To Dan Beard, who dropped in to see him, Clemens read the “War Prayer,” stating that he had read it to his daughter Jean, and others, who had told him he must not print it, for it would be regarded as sacrilege.
“Still you—are going to publish it, are you not?”
Clemens, pacing up and down the room in his dressing-gown and slippers, shook his head.
“No,” he said, “I have told the whole truth in that, and only dead men can tell the truth in this world. It can be published after I am dead.”

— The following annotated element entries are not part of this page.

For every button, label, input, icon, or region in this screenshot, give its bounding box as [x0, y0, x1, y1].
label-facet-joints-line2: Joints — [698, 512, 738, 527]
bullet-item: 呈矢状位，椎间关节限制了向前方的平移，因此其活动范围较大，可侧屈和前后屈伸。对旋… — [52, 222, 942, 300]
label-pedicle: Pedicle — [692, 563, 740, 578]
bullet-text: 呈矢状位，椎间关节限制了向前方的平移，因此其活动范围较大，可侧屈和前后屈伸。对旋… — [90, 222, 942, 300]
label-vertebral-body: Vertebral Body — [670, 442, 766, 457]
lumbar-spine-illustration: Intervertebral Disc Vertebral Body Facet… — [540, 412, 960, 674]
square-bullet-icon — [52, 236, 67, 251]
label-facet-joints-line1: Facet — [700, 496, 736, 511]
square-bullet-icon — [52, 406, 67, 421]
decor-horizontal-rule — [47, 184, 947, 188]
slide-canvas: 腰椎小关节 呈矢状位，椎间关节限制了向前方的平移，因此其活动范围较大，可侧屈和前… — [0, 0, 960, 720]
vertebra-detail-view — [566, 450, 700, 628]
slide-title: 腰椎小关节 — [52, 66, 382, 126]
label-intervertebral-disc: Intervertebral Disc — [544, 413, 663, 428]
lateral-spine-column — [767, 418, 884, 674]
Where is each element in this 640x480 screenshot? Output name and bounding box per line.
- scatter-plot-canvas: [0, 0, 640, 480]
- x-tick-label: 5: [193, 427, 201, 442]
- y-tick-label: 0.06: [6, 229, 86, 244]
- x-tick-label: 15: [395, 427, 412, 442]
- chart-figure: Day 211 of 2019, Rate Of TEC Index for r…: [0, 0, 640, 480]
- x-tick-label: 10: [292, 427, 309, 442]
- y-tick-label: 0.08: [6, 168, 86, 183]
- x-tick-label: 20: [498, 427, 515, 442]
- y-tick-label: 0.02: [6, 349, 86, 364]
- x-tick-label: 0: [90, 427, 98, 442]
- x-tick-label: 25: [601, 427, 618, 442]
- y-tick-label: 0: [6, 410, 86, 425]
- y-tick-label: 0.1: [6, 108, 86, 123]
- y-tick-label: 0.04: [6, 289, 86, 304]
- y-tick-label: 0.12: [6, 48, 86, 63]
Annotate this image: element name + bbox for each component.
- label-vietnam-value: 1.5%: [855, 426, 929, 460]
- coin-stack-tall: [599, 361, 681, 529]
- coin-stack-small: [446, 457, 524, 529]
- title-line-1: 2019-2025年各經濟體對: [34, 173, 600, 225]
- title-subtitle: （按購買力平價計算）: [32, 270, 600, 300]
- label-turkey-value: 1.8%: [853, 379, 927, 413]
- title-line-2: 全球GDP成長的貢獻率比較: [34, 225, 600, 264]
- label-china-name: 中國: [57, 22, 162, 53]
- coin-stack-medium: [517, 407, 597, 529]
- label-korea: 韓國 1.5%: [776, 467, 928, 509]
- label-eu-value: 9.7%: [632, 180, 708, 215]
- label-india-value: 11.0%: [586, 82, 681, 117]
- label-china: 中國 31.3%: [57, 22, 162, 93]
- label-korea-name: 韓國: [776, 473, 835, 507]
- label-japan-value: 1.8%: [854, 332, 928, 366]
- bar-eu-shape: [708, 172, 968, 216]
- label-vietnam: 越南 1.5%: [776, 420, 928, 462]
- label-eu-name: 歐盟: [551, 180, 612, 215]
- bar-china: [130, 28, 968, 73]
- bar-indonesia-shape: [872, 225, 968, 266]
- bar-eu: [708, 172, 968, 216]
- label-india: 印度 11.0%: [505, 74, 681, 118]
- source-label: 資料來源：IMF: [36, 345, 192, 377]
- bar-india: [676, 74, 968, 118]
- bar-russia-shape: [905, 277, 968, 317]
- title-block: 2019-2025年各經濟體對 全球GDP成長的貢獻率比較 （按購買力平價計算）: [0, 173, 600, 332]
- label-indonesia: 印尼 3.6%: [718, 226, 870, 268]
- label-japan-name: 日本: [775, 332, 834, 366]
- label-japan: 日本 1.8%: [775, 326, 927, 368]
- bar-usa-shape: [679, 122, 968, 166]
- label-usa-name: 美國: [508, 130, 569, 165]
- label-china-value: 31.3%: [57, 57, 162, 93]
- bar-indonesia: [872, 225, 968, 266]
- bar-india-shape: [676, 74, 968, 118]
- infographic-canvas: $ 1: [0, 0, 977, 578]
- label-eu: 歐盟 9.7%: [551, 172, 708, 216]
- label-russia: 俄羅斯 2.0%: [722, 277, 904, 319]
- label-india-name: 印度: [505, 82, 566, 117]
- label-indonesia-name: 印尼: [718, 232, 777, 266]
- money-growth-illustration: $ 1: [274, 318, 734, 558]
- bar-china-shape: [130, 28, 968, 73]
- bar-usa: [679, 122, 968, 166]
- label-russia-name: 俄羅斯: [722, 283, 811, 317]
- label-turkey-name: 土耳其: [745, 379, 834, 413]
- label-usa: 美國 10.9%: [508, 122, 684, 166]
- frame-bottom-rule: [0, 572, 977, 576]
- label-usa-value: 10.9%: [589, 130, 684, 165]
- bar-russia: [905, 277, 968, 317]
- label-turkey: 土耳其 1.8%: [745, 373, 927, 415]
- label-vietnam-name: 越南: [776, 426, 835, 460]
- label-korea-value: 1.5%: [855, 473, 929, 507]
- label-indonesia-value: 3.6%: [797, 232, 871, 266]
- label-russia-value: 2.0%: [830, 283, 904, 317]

He did not care to invite the public verdict that he was a lunatic, or even a fanatic with a mission to destroy the illusions and traditions and conclusions of mankind. To Twichell he wrote, playfully but sincerely:
Am I honest? I give you my word of honor (privately) I am not. For seven years I have suppressed a book which my conscience tells me I ought to publish. I hold it a duty to publish it. There are other difficult duties which I am equal to, but I am not equal to that one. Yes, even I am dishonest. Not in many ways, but in some. Forty-one, I think it is. We are certainly all honest in one or several ways—every man in the world—though I have a reason to think I am the only one whose blacklist runs so light. Sometimes I feel lonely enough in this lofty solitude.
It was his Gospel he referred to as his unpublished book, his doctrine of Selfishness, and of Man the irresponsible Machine. To Twichell he pretended to favor war, which he declared, to his mind, was one of the very best methods known of diminishing the human race.